State buys property to expand Portland container terminal
PORTLAND — Expansion of the International Marine Terminal on Commercial Street could begin this summer after the state purchased adjacent land and rail lines.
Maine Department of Transportation spokesman Ted Talbot confirmed Monday the department finalized the purchase of about 15 acres from Pan Am Railways.
Talbot did not have information on the purchase price, but said the acreage along West Commercial Street to Cassidy Point will allow the state to link the terminal by rail to the rest of the state and region.
But the state and neighboring landowner Phineas Sprague Jr. have not settled on a price for Sprague's 18 acres, which are central to the terminal expansion.
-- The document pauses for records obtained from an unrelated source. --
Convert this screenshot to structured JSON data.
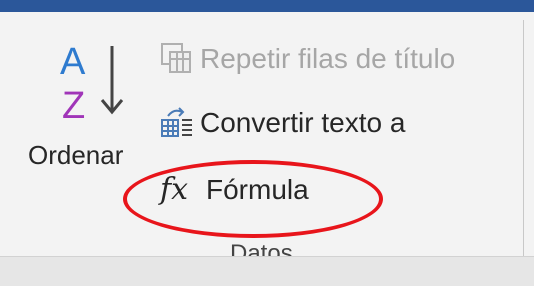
{
  "group": {
    "label": "Datos"
  },
  "sort": {
    "label": "Ordenar",
    "icon": "sort-az-icon",
    "letter_a": "A",
    "letter_z": "Z",
    "color_a": "#2e7bcf",
    "color_z": "#a035b8"
  },
  "commands": {
    "repeat": {
      "label": "Repetir filas de título",
      "enabled": false,
      "icon": "repeat-header-rows-icon"
    },
    "convert": {
      "label": "Convertir texto a",
      "enabled": true,
      "icon": "convert-to-text-icon"
    },
    "formula": {
      "label": "Fórmula",
      "enabled": true,
      "icon": "fx-icon",
      "glyph": "fx"
    }
  },
  "annotation": {
    "type": "red-ellipse-highlight",
    "target": "formula-button",
    "color": "#e8151b"
  },
  "colors": {
    "ribbon_bg": "#f3f3f3",
    "title_bar": "#2b579a",
    "text": "#262626",
    "disabled_text": "#a6a6a6"
  }
}
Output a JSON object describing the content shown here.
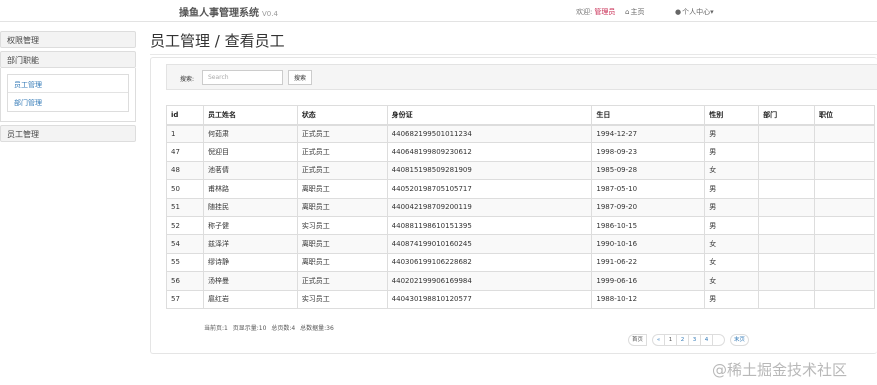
{
  "header": {
    "app_title": "操鱼人事管理系统",
    "version": "V0.4",
    "welcome_text": "欢迎:",
    "admin_name": "管理员",
    "home_label": "主页",
    "user_center_label": "个人中心"
  },
  "sidebar": {
    "sections": [
      {
        "label": "权限管理"
      },
      {
        "label": "部门职能"
      },
      {
        "label": "员工管理"
      }
    ],
    "sub_items": [
      {
        "label": "员工管理"
      },
      {
        "label": "部门管理"
      }
    ]
  },
  "main": {
    "title": "员工管理 / 查看员工",
    "search": {
      "label": "搜索:",
      "placeholder": "Search",
      "button_label": "搜索"
    },
    "table": {
      "columns": [
        "id",
        "员工姓名",
        "状态",
        "身份证",
        "生日",
        "性别",
        "部门",
        "职位"
      ],
      "rows": [
        [
          "1",
          "何茹肃",
          "正式员工",
          "440682199501011234",
          "1994-12-27",
          "男",
          "",
          ""
        ],
        [
          "47",
          "倪迎目",
          "正式员工",
          "440648199809230612",
          "1998-09-23",
          "男",
          "",
          ""
        ],
        [
          "48",
          "池茗倩",
          "正式员工",
          "440815198509281909",
          "1985-09-28",
          "女",
          "",
          ""
        ],
        [
          "50",
          "甫林路",
          "离职员工",
          "440520198705105717",
          "1987-05-10",
          "男",
          "",
          ""
        ],
        [
          "51",
          "随挂民",
          "离职员工",
          "440042198709200119",
          "1987-09-20",
          "男",
          "",
          ""
        ],
        [
          "52",
          "称子健",
          "实习员工",
          "440881198610151395",
          "1986-10-15",
          "男",
          "",
          ""
        ],
        [
          "54",
          "兹泽洋",
          "离职员工",
          "440874199010160245",
          "1990-10-16",
          "女",
          "",
          ""
        ],
        [
          "55",
          "缪诗静",
          "离职员工",
          "440306199106228682",
          "1991-06-22",
          "女",
          "",
          ""
        ],
        [
          "56",
          "汤梓曼",
          "正式员工",
          "440202199906169984",
          "1999-06-16",
          "女",
          "",
          ""
        ],
        [
          "57",
          "扈红岩",
          "实习员工",
          "440430198810120577",
          "1988-10-12",
          "男",
          "",
          ""
        ]
      ]
    },
    "page_info": {
      "current": "当前页:1",
      "page_size": "页显示量:10",
      "total_pages": "总页数:4",
      "total_records": "总数据量:36"
    },
    "pagination": {
      "first": "首页",
      "prev": "«",
      "pages": [
        "1",
        "2",
        "3",
        "4"
      ],
      "next": "",
      "last": "末页"
    }
  },
  "watermark": "@稀土掘金技术社区"
}
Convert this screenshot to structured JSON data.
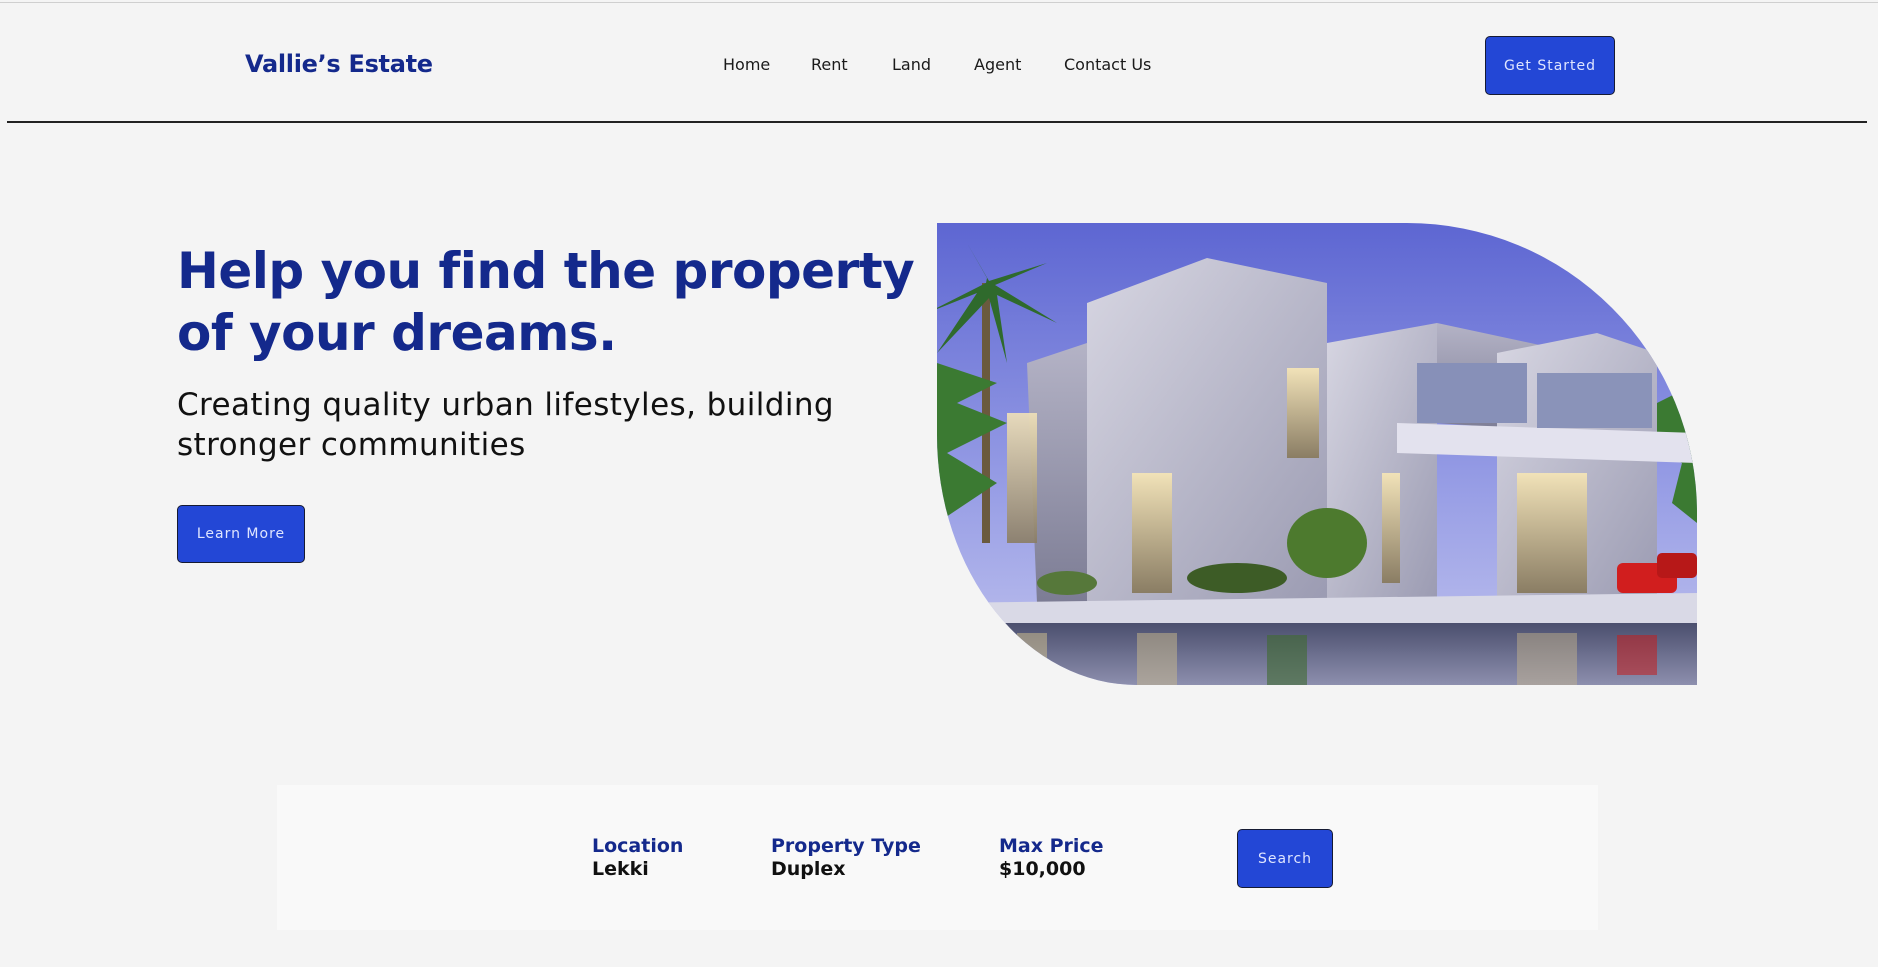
{
  "header": {
    "logo": "Vallie’s Estate",
    "nav": [
      "Home",
      "Rent",
      "Land",
      "Agent",
      "Contact Us"
    ],
    "cta_label": "Get Started"
  },
  "hero": {
    "title": "Help you find the property of your dreams.",
    "subtitle": "Creating quality urban lifestyles, building stronger communities",
    "button_label": "Learn More",
    "image": "modern-villa-photo"
  },
  "search": {
    "fields": [
      {
        "label": "Location",
        "value": "Lekki"
      },
      {
        "label": "Property Type",
        "value": "Duplex"
      },
      {
        "label": "Max Price",
        "value": "$10,000"
      }
    ],
    "button_label": "Search"
  },
  "colors": {
    "brand": "#14298c",
    "button": "#2347d6",
    "background": "#f4f4f4"
  }
}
The state has already said it will take the property through eminent domain if necessary.
Sprague, a supporter of the terminal expansion, said he is still looking for a fair deal. "This is a normal process, a well-established process, and it is brutal,” he said.
The terminal is principally used by Icelandic shipper Eimskip for its container business.
Sprague owns Portland Yacht Services and had anticipated building a new boat yard on land where the state wants to build office and storage space, pier fill-ins and rail lines to accommodate rail traffic for containers. The $5 million expansion will be funded by $100 million of highway bonds approved by voters in November 2013.
Talbot said the rail line work could be sent out to bid by the end of the this month.
Sprague said he has an agreement with Pan Am to buy about five acres of land bisected by the railroad tracks that were sold to the state. He plans to open the boat yard there, and hopes to have permits in place to begin construction in December.
"It is OK. It is process I understand and I am going to do the best I can,” Sprague said about the expansion and changes to his plans.
Patrick Arnold, director of operations and business development for the Maine Port Authority, which oversees the terminal, said Tuesday the container traffic continues to grow.
Projections for 5,000 containers to pass through the terminal in the first year proved accurate, and Arnold said last spring he was hoping for 6,000 in the second year of Eimskip business.
He anticipates gradual growth at an expanded terminal, as state and regional companies engaged in exports discover the rail-to-terminal link.
"If you really want it to work and you want to get a good return on investment on tax dollars, you have to give it time to work, and you have to put it into the right things," Arnold said.